00:16:49These are the kind of things that could happen.
00:16:52So access rights are the important keyword here, and sandboxing is one crucial part in
00:16:59that.
00:17:00It's not all, though.
00:17:01You can configure your open cloud bot such that it has to ask for approval when running
00:17:09in sandbox mode, at least for executing certain tasks.
00:17:14But that kind of defeats the idea of having a bot that runs behind the scenes and does
00:17:19stuff whilst you are away because you all the time have to give it approval for all the kind
00:17:26of stuff it wants to do suddenly.

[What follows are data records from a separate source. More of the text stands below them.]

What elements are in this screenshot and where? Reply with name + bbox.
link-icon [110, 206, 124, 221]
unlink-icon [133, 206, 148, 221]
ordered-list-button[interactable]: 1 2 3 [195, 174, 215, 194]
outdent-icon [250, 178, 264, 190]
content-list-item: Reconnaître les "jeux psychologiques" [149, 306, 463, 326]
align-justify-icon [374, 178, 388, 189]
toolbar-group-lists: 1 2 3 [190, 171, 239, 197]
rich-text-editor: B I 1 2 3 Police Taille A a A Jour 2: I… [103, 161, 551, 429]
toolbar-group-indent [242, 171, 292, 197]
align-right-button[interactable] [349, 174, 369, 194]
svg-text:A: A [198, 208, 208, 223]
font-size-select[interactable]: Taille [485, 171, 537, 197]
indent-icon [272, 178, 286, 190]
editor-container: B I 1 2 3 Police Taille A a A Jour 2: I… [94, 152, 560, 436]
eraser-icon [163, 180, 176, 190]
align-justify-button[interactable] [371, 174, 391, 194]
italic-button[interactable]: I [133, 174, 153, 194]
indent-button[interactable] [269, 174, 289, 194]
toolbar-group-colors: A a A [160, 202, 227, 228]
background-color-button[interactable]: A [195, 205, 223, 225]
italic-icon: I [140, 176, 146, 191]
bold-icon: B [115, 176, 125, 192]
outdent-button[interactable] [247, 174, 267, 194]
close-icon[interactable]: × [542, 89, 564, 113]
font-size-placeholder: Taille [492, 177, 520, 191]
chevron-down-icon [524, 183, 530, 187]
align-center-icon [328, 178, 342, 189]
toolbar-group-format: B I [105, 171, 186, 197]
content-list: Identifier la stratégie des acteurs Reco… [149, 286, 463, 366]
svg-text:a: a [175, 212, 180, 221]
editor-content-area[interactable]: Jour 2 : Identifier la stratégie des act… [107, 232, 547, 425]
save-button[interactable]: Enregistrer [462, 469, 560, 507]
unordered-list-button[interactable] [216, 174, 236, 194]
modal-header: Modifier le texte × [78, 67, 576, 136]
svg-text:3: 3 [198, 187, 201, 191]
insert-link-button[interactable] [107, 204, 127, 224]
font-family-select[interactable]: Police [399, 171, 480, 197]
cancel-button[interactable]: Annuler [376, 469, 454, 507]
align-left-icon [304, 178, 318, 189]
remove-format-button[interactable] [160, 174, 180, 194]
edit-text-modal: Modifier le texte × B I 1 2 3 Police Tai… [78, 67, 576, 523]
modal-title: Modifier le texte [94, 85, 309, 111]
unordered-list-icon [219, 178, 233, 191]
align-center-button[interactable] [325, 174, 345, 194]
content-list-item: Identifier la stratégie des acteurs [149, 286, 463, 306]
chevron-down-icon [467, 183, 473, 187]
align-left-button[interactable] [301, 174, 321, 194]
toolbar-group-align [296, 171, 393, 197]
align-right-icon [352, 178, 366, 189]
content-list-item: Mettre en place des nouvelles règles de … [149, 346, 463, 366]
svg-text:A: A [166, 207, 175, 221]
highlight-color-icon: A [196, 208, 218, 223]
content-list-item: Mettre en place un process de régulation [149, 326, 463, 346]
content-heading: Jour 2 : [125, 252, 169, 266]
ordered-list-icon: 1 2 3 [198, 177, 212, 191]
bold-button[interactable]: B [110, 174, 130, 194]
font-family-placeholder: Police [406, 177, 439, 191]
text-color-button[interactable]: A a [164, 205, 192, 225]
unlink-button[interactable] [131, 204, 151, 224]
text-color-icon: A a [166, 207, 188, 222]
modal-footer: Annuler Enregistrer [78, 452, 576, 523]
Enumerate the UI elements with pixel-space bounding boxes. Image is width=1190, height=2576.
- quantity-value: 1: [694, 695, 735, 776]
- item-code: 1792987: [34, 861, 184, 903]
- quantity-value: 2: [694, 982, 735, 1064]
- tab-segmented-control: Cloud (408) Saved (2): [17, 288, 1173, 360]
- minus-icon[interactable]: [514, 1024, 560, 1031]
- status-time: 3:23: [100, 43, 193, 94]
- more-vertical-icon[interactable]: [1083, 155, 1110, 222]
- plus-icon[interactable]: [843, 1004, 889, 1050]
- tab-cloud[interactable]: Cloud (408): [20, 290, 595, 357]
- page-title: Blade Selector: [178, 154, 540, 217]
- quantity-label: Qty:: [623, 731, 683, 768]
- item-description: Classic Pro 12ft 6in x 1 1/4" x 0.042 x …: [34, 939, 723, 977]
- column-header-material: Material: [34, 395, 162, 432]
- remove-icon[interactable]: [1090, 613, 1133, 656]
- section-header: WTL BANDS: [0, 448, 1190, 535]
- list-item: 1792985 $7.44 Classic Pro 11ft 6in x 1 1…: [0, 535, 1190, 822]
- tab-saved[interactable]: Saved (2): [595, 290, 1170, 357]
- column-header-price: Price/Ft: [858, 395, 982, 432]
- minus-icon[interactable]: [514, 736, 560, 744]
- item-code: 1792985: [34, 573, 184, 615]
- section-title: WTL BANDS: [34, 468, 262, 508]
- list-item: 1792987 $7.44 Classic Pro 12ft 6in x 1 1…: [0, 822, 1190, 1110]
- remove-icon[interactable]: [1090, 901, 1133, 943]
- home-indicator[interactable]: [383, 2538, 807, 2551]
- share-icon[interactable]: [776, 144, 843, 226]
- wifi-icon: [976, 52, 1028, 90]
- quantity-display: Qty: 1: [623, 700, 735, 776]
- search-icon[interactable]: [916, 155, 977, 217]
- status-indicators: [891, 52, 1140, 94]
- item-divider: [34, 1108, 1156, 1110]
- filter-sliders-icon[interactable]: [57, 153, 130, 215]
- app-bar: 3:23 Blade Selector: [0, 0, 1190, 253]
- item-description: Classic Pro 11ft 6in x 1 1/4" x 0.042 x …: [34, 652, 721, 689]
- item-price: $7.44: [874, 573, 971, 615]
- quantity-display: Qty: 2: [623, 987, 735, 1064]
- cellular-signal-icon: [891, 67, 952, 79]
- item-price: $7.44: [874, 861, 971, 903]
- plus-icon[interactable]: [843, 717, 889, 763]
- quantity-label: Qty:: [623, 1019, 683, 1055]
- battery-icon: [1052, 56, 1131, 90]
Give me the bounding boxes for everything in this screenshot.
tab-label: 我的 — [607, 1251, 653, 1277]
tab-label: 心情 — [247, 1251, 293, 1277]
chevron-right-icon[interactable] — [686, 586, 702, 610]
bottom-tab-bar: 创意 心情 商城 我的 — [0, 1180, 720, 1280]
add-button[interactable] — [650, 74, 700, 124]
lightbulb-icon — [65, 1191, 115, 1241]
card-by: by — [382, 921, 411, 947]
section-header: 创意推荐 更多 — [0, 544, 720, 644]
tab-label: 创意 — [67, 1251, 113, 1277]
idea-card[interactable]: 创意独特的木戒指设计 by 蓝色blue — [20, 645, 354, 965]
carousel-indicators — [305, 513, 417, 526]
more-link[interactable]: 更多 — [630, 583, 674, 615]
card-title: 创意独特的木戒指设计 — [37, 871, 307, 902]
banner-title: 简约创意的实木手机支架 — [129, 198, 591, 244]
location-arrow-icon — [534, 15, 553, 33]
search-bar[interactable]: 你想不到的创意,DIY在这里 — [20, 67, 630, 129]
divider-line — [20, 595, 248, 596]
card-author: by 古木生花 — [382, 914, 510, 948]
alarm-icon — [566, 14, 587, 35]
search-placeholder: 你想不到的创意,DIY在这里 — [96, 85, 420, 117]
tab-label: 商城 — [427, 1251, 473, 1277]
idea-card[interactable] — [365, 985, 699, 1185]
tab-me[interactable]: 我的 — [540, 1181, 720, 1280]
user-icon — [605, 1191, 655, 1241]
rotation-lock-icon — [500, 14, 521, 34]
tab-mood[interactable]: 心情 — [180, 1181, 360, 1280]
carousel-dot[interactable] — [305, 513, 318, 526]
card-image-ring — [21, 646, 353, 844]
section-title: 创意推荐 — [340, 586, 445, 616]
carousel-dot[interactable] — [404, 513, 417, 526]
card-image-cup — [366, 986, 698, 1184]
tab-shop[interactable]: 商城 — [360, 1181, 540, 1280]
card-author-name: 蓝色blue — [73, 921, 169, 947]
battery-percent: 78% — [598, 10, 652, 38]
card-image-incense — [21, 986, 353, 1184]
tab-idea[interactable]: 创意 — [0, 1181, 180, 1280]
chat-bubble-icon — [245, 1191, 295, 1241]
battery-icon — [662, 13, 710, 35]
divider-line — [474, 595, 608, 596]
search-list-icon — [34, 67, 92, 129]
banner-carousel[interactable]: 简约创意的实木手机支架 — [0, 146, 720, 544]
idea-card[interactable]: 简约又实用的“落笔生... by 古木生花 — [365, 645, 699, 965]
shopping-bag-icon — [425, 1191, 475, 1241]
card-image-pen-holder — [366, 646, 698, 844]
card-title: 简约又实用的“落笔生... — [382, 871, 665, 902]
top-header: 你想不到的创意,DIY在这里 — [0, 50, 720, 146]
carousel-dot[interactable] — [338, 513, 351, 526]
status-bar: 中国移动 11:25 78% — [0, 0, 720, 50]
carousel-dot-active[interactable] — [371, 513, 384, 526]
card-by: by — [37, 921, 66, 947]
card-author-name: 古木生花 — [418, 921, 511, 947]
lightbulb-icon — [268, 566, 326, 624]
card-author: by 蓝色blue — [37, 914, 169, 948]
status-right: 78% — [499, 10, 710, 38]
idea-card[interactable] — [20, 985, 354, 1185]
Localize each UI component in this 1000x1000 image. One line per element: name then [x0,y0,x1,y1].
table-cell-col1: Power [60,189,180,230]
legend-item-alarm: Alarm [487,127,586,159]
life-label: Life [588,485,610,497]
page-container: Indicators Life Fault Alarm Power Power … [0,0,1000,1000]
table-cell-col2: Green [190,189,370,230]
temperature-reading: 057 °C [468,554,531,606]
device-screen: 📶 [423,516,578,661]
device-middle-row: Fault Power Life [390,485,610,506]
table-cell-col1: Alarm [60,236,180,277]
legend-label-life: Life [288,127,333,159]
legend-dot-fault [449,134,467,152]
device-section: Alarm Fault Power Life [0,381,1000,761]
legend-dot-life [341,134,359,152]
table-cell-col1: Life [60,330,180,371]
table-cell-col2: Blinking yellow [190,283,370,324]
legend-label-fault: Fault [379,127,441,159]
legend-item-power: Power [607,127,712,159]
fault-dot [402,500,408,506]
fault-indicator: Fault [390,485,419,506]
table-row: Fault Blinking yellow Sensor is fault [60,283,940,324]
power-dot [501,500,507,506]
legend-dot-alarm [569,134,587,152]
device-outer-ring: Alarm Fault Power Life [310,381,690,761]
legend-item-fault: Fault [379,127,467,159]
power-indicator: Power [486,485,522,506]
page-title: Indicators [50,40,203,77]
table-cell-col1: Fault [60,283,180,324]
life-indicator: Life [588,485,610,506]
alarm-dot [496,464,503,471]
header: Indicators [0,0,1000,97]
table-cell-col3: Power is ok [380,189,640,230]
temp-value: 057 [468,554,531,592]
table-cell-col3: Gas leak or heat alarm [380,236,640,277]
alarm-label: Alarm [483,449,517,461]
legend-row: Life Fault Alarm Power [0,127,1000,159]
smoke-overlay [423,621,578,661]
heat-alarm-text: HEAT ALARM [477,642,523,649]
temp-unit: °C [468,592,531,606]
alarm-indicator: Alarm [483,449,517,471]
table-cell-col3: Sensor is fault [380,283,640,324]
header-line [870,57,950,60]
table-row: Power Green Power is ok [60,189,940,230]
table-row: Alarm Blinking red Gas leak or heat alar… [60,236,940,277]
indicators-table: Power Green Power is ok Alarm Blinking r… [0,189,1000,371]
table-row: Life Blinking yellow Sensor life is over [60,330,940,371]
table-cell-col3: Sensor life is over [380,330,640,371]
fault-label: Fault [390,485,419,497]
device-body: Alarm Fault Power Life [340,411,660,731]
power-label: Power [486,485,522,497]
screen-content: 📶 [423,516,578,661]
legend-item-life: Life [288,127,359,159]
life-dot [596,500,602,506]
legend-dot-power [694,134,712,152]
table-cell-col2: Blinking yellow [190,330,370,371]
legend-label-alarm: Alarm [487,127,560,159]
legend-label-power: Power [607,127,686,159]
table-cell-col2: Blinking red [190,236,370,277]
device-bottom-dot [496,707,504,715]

00:17:29And that of course gets super annoying, so you just might not read anymore what it's asking
00:17:33approval for, you might always grant approval and at some point you might turn it off because
00:17:38it just annoys you.
00:17:39Because again, it's not really useful if you have to manually approve everything.
00:17:44So combine that, combine these security issues and the fact that I did not find a way of running
00:17:52this securely in a way I would feel good with, with the fact that I didn't really find those
00:17:58super amazing use cases.
00:18:01Combine these things and you end up with a situation where I'm just not using OpenClaw
00:18:06anymore.
00:18:07And of course that can be different for you and I read many posts of people that were super
00:18:11excited and yeah, it's possible that the future of personal AI powered assistance looks something
00:18:18like this.
00:18:19It's possible that better security mechanisms can be introduced and can be invented that
00:18:27don't require your constant approval for everything or that make that approval process easier and
00:18:34therefore allow you to securely run assistance like this.
00:18:38That is all possible.
00:18:39I wouldn't rule out that this happens.
00:18:43And of course it is an impressive feat that a single developer built this tool.
00:18:48Though of course not looking at the code at all does have its price as many bugs and security
00:18:56problems certainly also show.
00:18:59Not that software wouldn't have any security problems if you would review everything but
00:19:05it certainly in my opinion doesn't help if you don't look at the code at all.
00:19:09But nonetheless it's an impressive feat and if you ask yourself the question why OpenAI
00:19:14or Google didn't come up with a product like this, the reason may be a lack of innovation
00:19:20but of course it's also the fact that a tool like this can right now only exist as open
00:19:26source software without any legal obligations because this thing is not something Google
00:19:34could sell or run for you with broad permissions.
00:19:38But of course it's definitely possible that this is the initial spark that gives us safer
00:19:44maybe more useful personal AI powered assistance in the future.
00:19:50And just to also briefly mention Moltbook, that is a thing I totally did not understand.
00:19:58It was meant to be a social network, I read it for AIs only, it turned out that it was
00:20:05actually very human orchestrated and quite a bit fake as I understand it and it had gapping
00:20:14security issues and yeah I don't know, AI has positive use cases or positive implications
00:20:24I guess, AI has a lot of negative implications.
00:20:29This thing here is not something the world needs in my opinion.
00:20:33But yeah, OpenClaw, definitely interesting, maybe super useful for you, definitely not
00:20:41my cup of tea coffee right now.